IDP and Page Management: What is a Page, Anyway?
by Sujith Parakkunnath, on October 12, 2021 8:41:56 AM PDT
All Intelligent Document Processing begins with a document - a collection of one or more pages. Pages form the basis of all the processing that the IDP platforms perform to make sense of data. Though most of the focus of ‘intelligence’ in IDP refers to how you make sense of data, you will be surprised how much Intelligence is used on a page before it is ready for data extraction. I am not talking about things to do with scan quality such as your skew correction, resolution improvements or shadow removal, etc. I am talking about things to do with the basic anatomy of a page. Stuff that begs the question, “What is a page, anyway?”
A page is a page but it can get tricky. People who handle pages physically know what I am referring to. Sometimes, a single page can have multiple pages on it; sometimes, multiple pages have a single information unit spread on it; at times, you bump into filler pages or pages show up blank; sometimes random pages are put together in a 1,000 page document. Let’s look at the nuances of each scenario.
Multiple ‘pages’ on a single page
You just got back from a short business trip and now you need to file your expenses. You have a Starbucks coffee receipt, a taxi bill, a dinner receipt, and a boarding pass. Instead of taking individual pictures of all of these, you lay them out next to each other and take one picture. You have now produced ‘a page’ for document processing. However, an IDP platform first needs to split this one page into 4 before it can move to the next step.
Here’s another example -- you have multiple assets: two cars and a bike that are insured with an insurance provider. When you get your proof of insurance, it lists all three collaterals on a single page. An IDP system first needs to split this one page into 3 collaterals and then process each of them separately.
Consider a bank statement -- if you have multiple accounts with a bank, the summary page includes all of your accounts along with their balance on a single page. IDP systems need to treat these as separate accounts and extract information from each individual account.
To process these kinds of pages, your IDP system needs to have the intelligence to split a single page into multiple pages and then process them for you. Our page segmentation model handles these documents using a combination of state-of-the-art computer vision, natural language processing (NLP), and predictive analytics algorithms.
The March of the Pages
The second pattern that we see a lot for large mailroom processing operations is that all the documents received in a day are scanned together into one giant document that is a few thousand pages long. It makes the whole operation very efficient and saves a lot of time required to sort each document.
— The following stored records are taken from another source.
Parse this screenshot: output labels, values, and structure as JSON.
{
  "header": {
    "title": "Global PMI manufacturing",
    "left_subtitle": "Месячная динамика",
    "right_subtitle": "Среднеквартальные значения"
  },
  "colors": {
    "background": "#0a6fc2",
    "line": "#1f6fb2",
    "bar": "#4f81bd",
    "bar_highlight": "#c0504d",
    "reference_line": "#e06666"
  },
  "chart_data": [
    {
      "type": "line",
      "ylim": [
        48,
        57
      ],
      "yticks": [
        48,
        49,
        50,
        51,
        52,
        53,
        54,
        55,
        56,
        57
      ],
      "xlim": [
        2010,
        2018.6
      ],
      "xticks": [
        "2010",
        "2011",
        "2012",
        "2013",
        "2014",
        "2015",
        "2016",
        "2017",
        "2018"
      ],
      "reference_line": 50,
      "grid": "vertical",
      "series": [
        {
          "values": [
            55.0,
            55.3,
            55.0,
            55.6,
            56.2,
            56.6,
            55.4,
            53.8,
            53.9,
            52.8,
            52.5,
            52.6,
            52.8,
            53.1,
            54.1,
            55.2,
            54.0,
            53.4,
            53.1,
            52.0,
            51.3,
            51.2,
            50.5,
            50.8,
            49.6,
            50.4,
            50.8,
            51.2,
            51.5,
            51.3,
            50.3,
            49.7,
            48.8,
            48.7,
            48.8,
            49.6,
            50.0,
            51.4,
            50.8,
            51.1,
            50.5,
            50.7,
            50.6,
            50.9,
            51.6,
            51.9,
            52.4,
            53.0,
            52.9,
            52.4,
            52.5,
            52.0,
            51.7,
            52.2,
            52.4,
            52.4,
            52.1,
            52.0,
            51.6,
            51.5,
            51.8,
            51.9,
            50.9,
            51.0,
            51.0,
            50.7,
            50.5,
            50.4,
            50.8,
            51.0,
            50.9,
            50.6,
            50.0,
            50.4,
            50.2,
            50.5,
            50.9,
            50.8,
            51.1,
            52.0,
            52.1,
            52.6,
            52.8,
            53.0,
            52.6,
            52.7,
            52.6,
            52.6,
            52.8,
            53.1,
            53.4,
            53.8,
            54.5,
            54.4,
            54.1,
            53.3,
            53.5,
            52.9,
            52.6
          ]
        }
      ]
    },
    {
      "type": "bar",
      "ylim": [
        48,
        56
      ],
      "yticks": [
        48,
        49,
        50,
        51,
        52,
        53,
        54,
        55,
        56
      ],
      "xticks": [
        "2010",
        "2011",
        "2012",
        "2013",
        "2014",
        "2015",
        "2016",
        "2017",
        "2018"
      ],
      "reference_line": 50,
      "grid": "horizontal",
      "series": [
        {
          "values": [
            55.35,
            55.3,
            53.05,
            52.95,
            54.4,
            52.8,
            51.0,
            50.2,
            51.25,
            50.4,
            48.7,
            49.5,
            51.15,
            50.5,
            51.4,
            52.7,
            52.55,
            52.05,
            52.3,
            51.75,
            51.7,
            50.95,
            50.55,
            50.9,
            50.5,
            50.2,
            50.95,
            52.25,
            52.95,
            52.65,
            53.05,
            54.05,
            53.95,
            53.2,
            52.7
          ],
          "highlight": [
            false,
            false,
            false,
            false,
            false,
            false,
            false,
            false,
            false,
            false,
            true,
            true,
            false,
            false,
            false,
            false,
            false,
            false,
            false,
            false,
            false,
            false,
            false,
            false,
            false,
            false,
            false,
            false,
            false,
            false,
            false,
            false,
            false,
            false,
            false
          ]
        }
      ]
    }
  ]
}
Before the IDP platform can pick this up, it needs to understand where one document ends and a new one starts. In the past, vendors would have to ask customers to insert a blank page between every document within this giant scanned file. Today, we use our Page Continuity model to figure this out and automatically split a 1,000 page document into 200 documents.
Once that is done, we use our Intelligent Classification model to figure out that pages 1-3 are part of a single invoice, pages 4-5 are also another invoice but a new one, page 6 has multiple receipts on a single page, and so on. Once the documents are split and understood, they are routed to the right extraction models and appropriate data processing teams for review and corrections.
Multiple Pages That Make a Single Page
When processing visual information elements such as tables, we come across information that spans multiple pages. In this case, the IDP system needs to form a composite page from multiple pages and then extract information as a single information unit. Our page stitching models process these pages, remove information repeated on multiple pages, and form a single object for extraction.
And of course, sometimes you come across a blank page in a document that does not add any value to extraction. These pages need to be removed from the documents for processing. We do this using our blank page detection model.
So, What is a Page?
As you can see, a page is not really a page. It can be multiple pages disguised as one page or one page that should have been multiple pages. It can also be a group of random, unrelated pages grouped together for convenience. Your IDP system needs to have the right intelligence to efficiently handle these scenarios, to ensure you do not waste time in managing tasks that AI can automate for you.